The cases of Reclamation District v. Turner,
4. It is lastly claimed that a sum amounting to nearly fifteen thousand dollars, included in the assessment of one hundred and thirty-two thousand dollars, was misappropriated and could not possibly benefit the lands of defendants.
It was alleged in the answer that the trustees of the district, in 1908, caused the front levee of the district on the bank of the Sacramento River to be cut through in order to take a dredger into the district, and that they so negligently and carelessly closed the opening made by them that, in the spring of 1909, the water of the river broke through the levee and damaged the lands of one Calvin Perkins lying adjacent to the district; that said Perkins brought suit and recovered judgment against said trustees for the sum of nine thousand three hundred and sixty dollars and costs, which judgment and costs, together with attorney's fees, were paid out of the assessment for one hundred and thirty-two thousand dollars.

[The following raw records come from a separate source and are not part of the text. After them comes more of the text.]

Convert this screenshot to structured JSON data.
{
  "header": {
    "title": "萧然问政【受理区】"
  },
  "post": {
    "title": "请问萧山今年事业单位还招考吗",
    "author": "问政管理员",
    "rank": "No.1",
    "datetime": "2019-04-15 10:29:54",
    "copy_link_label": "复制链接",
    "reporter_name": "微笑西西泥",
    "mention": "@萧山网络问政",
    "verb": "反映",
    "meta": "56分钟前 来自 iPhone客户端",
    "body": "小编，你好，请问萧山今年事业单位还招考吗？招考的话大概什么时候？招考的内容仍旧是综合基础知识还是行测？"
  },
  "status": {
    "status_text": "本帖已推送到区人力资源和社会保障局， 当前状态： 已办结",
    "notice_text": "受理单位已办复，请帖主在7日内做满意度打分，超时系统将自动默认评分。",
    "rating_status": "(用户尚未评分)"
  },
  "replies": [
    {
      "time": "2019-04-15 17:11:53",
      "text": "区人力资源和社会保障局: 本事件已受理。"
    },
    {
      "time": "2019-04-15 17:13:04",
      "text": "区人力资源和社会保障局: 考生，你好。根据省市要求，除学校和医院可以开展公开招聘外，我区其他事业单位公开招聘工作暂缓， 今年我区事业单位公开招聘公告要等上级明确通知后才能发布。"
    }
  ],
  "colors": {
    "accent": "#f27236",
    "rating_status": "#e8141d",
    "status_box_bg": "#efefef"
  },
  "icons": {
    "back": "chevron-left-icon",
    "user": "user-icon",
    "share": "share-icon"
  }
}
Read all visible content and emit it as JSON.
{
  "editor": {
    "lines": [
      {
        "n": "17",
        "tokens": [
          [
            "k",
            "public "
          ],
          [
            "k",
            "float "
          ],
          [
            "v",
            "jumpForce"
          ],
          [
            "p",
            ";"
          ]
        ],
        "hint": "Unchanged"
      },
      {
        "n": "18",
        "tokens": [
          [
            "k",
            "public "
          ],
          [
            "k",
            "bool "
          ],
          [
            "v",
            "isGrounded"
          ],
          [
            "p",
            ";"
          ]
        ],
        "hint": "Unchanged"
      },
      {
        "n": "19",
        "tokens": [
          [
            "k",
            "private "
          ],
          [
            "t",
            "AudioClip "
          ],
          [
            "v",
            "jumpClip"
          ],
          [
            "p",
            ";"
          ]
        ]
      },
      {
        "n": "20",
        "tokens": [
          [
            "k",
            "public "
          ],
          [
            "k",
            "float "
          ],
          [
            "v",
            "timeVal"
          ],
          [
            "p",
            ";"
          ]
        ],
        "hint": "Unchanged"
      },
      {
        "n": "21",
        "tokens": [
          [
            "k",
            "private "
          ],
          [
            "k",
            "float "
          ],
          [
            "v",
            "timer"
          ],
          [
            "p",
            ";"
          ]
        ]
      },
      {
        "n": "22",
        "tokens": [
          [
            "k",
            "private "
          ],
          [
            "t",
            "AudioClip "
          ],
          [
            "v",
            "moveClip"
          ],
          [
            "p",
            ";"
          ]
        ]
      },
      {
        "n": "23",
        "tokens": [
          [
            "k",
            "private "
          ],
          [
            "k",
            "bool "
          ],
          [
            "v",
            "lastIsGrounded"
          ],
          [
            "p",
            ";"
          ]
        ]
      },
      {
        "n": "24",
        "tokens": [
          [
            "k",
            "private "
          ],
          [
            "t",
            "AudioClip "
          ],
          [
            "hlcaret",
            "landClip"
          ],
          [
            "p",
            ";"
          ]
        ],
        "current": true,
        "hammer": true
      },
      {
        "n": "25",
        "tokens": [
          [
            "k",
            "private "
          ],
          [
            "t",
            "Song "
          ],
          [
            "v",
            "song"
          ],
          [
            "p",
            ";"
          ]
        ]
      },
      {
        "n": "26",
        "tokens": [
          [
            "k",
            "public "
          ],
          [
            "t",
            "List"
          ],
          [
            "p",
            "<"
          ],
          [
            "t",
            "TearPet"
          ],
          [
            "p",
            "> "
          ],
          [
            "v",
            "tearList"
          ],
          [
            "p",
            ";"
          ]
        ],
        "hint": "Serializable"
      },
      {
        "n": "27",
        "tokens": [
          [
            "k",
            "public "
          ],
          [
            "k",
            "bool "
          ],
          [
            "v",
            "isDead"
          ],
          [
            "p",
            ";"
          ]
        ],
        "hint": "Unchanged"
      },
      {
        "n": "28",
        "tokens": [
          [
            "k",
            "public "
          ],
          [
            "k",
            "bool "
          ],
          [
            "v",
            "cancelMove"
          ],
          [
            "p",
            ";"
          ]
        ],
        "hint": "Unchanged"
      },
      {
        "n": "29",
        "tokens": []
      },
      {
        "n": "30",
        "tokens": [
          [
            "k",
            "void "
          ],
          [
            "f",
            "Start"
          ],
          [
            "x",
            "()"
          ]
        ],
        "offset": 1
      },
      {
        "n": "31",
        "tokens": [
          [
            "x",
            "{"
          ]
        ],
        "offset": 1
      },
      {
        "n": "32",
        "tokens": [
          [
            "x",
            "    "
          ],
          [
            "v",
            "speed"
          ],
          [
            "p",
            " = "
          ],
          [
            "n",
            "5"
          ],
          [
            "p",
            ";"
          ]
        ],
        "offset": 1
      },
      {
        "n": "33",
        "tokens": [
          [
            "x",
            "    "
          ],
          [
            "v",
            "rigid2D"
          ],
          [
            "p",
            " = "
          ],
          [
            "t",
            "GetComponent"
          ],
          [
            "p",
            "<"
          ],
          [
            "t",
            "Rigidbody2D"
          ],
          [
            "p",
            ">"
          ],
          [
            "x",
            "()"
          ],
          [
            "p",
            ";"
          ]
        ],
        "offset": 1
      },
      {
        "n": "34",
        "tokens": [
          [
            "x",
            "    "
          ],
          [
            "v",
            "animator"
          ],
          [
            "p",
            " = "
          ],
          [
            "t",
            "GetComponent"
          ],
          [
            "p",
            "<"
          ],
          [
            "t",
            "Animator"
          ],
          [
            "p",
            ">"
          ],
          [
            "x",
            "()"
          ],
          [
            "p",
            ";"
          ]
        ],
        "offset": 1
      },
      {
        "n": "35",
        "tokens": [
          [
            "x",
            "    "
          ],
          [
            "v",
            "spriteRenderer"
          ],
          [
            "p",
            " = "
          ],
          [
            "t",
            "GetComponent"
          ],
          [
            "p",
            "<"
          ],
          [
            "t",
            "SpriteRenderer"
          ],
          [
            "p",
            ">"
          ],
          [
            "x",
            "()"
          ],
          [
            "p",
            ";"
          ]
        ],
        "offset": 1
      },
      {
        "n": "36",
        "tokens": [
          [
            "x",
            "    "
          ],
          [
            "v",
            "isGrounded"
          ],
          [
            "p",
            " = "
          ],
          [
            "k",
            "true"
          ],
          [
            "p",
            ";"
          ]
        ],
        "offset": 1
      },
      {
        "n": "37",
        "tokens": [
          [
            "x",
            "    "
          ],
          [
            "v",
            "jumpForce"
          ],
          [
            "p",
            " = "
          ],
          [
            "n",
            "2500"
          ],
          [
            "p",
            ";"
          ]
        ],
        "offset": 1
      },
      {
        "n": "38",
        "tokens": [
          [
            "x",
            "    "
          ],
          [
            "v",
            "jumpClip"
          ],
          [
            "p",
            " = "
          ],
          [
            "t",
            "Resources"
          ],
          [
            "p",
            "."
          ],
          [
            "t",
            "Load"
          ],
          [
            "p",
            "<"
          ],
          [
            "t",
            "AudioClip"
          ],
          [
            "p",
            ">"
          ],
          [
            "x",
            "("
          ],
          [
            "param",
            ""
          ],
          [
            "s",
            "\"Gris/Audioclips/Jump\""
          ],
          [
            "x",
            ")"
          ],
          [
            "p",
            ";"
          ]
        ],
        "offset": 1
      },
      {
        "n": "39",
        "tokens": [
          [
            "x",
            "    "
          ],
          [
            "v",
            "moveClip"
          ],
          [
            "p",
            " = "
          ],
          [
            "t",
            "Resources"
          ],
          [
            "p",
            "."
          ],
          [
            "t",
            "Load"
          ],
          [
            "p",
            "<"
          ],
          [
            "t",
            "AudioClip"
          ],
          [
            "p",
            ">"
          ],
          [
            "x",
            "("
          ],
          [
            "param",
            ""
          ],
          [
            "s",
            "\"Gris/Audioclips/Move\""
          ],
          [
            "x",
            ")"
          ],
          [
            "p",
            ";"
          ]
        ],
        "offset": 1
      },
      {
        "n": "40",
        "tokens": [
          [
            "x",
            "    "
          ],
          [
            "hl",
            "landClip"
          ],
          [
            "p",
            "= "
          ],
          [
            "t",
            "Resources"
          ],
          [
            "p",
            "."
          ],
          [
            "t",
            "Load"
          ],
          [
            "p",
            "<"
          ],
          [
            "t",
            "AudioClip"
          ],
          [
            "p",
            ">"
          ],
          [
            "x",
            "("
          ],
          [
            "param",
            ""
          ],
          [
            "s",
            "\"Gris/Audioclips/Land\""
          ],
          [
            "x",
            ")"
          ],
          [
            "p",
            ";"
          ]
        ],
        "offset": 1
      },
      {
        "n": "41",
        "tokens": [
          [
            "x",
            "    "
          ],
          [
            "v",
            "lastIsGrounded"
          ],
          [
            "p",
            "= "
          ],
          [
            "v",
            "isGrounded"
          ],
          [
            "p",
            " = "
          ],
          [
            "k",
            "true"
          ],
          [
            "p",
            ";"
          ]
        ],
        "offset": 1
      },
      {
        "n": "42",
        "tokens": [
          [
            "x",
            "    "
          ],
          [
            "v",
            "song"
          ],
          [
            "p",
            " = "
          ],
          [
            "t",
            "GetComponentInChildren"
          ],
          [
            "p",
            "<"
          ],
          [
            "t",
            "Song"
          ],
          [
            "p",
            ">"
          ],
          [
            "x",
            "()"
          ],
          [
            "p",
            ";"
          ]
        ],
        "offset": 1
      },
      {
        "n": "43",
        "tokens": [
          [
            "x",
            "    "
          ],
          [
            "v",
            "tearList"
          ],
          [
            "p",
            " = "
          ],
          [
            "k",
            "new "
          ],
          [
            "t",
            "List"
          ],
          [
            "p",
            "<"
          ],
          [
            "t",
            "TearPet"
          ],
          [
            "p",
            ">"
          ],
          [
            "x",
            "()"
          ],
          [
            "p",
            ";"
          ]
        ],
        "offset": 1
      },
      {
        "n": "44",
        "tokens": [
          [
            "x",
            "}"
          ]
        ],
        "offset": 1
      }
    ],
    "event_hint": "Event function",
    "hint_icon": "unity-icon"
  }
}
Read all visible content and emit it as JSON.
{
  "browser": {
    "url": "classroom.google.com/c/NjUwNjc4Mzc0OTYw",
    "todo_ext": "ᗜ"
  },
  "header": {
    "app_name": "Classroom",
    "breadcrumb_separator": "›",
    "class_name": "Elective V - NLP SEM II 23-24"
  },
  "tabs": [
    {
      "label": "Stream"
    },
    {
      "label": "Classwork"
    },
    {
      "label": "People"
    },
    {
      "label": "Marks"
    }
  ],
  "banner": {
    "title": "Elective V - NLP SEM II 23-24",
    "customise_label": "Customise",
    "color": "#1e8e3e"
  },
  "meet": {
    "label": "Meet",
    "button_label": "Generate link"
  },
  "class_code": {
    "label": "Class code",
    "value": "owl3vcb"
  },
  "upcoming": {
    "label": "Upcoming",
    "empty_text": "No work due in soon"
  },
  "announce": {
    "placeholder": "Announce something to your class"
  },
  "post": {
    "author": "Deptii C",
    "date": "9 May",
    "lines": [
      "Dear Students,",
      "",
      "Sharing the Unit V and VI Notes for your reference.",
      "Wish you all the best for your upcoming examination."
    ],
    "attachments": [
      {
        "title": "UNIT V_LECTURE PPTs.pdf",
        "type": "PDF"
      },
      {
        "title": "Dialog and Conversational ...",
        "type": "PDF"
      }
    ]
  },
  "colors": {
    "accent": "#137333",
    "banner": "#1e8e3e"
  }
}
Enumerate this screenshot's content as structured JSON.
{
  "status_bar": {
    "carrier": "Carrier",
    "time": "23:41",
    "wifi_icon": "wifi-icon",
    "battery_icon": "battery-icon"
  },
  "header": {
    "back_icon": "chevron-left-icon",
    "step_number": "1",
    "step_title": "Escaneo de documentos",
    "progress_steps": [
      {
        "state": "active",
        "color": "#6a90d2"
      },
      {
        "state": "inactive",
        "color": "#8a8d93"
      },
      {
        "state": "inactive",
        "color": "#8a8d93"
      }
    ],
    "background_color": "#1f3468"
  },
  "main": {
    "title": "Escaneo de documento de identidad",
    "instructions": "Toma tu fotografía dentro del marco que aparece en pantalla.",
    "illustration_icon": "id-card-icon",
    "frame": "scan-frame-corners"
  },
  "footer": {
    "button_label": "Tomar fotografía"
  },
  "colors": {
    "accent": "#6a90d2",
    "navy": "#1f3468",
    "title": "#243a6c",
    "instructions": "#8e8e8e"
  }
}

The action above referred to of Perkins v. Blauth et al. is reported in
At the trial defendants offered in evidence the judgment-roll in Perkins v. Blauth et al., and also attempted to prove the above facts by the introduction of testimony. The court sustained objections to the introduction of said evidence, which ruling is specified as error.
[12] The ruling was correct. We cannot conceive of a more obvious proposition in connection with a case of this *285 character than that the misappropriation of the funds of the district by the trustees thereof cannot have the effect of invalidating the assessment by which such funds were raised. If the trustees have misused the funds of the district by paying them out for some purpose wholly foreign to the objects of the district, they are, of course, personally liable for the repayment of the moneys so used; that the act of those officials in the misappropriation of the moneys of the district has absolutely nothing to do with the matter of levying the assessment and can in no way affect the proceedings involving that duty.
For the reason first hereinabove given, the judgment is reversed.
Chipman, P. J., and Burnett, J., concurred.
A petition to have the cause heard in the supreme court, after judgment in the district court of appeal, was denied by the supreme court on September 15, 1919.
Shaw, T., Melvin, J., Wilbur, J., and Lennon, J., concurred.